É o Congresso, por ter recebido o voto popular, que deve dirimir as questões políticas nacionais. São os representantes escolhidos pelo eleitor que devem estudar e aprovar eventuais mudanças na Constituição e nas leis. E, obviamente, os parlamentares não têm o direito de dispor das prerrogativas do Congresso. Senadores e deputados não são proprietários do Legislativo e, portanto, no final de seus mandatos devem entregar os cargos com as mesmas prerrogativas e funções que receberam. É dever do cargo parlamentar assegurar o respeito à Constituição.

Nesse sentido, o princípio da separação dos Poderes é inegociável. O Executivo não pode usurpar as funções do Congresso. Basta ver as restrições aplicáveis às medidas provisórias, que necessariamente devem passar pelo controle do Legislativo. Como é natural, haveria uma pronta reação do Congresso se o Palácio do Planalto, por absurdo, baixasse um decreto modificando a Constituição.

No entanto, quando as agressões à Constituição e ao ordenamento jurídico partem do Judiciário não se vê uma resposta à altura do Congresso. A impressão é de que o abuso por parte da Justiça é tido como coisa menor. Seria uma consequência forçosa do sistema, sem solução.

Tal visão institucional é profundamente equivocada. Na República, não existe poder sem controle. Todos, também as autoridades do Executivo, Legislativo e Judiciário, devem respeitar a Constituição. E quando alguém passa dos limites, é preciso que os outros Poderes estejam atentos para a indispensável reação, dentro, como é natural, dos caminhos institucionais previstos. O que não se pode admitir é a omissão perante assunto de tão grandes consequências para o País.
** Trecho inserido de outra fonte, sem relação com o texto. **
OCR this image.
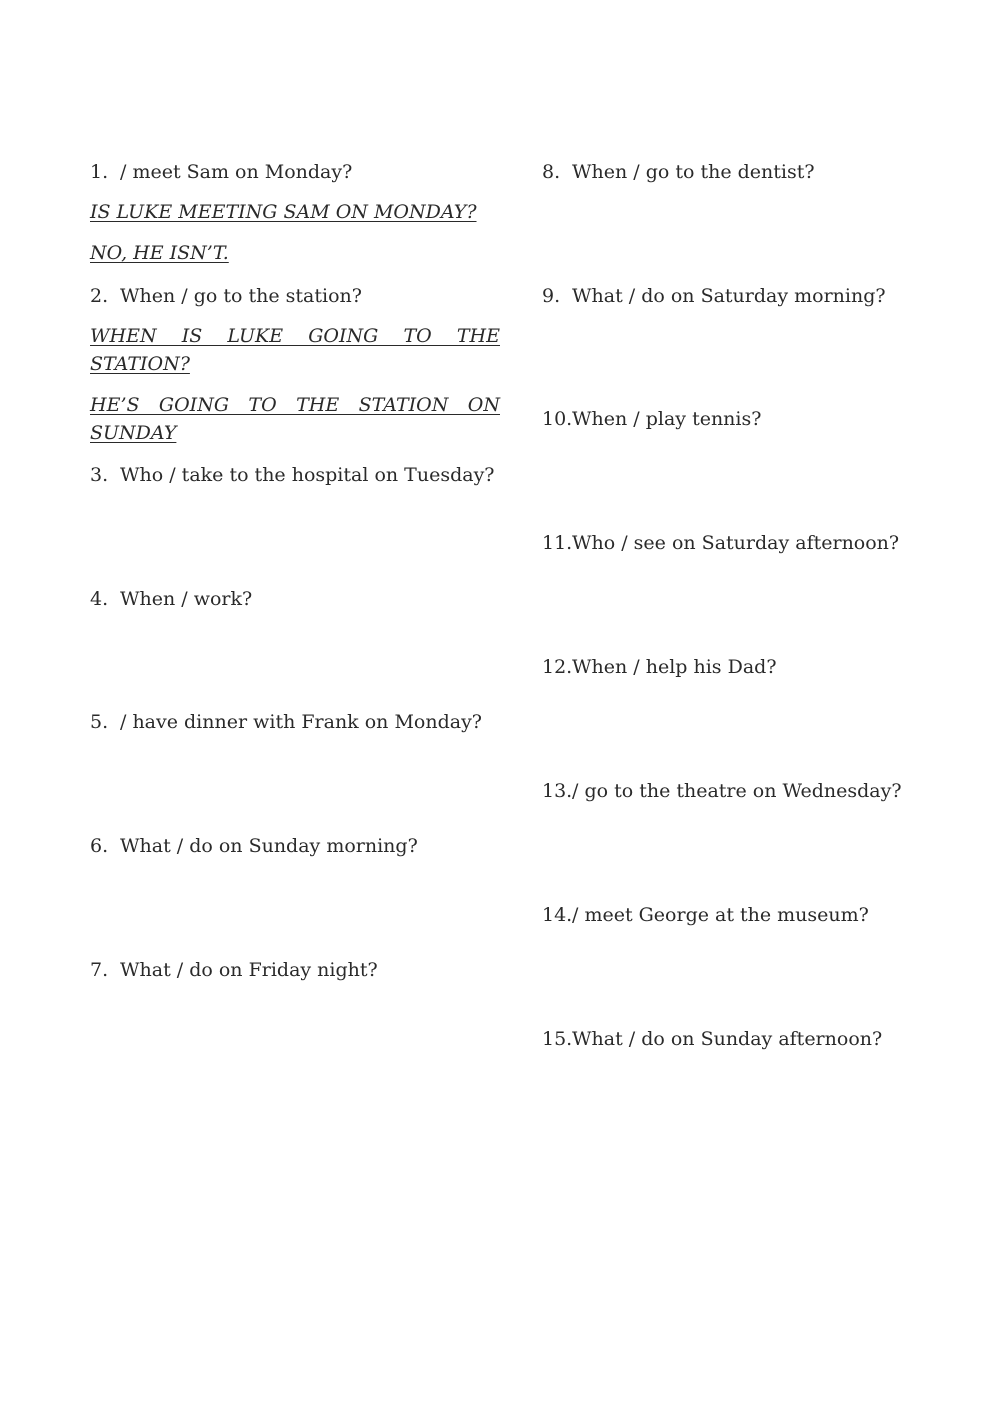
1. / meet Sam on Monday?
IS LUKE MEETING SAM ON MONDAY?
NO, HE ISN’T.
2. When / go to the station?
WHEN IS LUKE GOING TO THE STATION?
HE’S GOING TO THE STATION ON SUNDAY
3. Who / take to the hospital on Tuesday?
4. When / work?
5. / have dinner with Frank on Monday?
6. What / do on Sunday morning?
7. What / do on Friday night?
8. When / go to the dentist?
9. What / do on Saturday morning?
10.When / play tennis?
11.Who / see on Saturday afternoon?
12.When / help his Dad?
13./ go to the theatre on Wednesday?
14./ meet George at the museum?
15.What / do on Sunday afternoon?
Essa inacreditável desídia do Legislativo em defender suas prerrogativas evidencia, uma vez mais, a qualidade da atual composição do Congresso. Em regra, os parlamentares estão muito aquém do que o cargo exige. Entretidos com seus interesses, mostram-se incapazes de detectar as agressões que o interesse público sofre.

A República é o regime da responsabilidade. Sem exceções, deve-se exigir responsabilidade do Judiciário, do Legislativo e do Executivo. Da mesma forma, também o cidadão deve ser responsável com o seu voto, não pondo no Congresso quem não defende o próprio Congresso.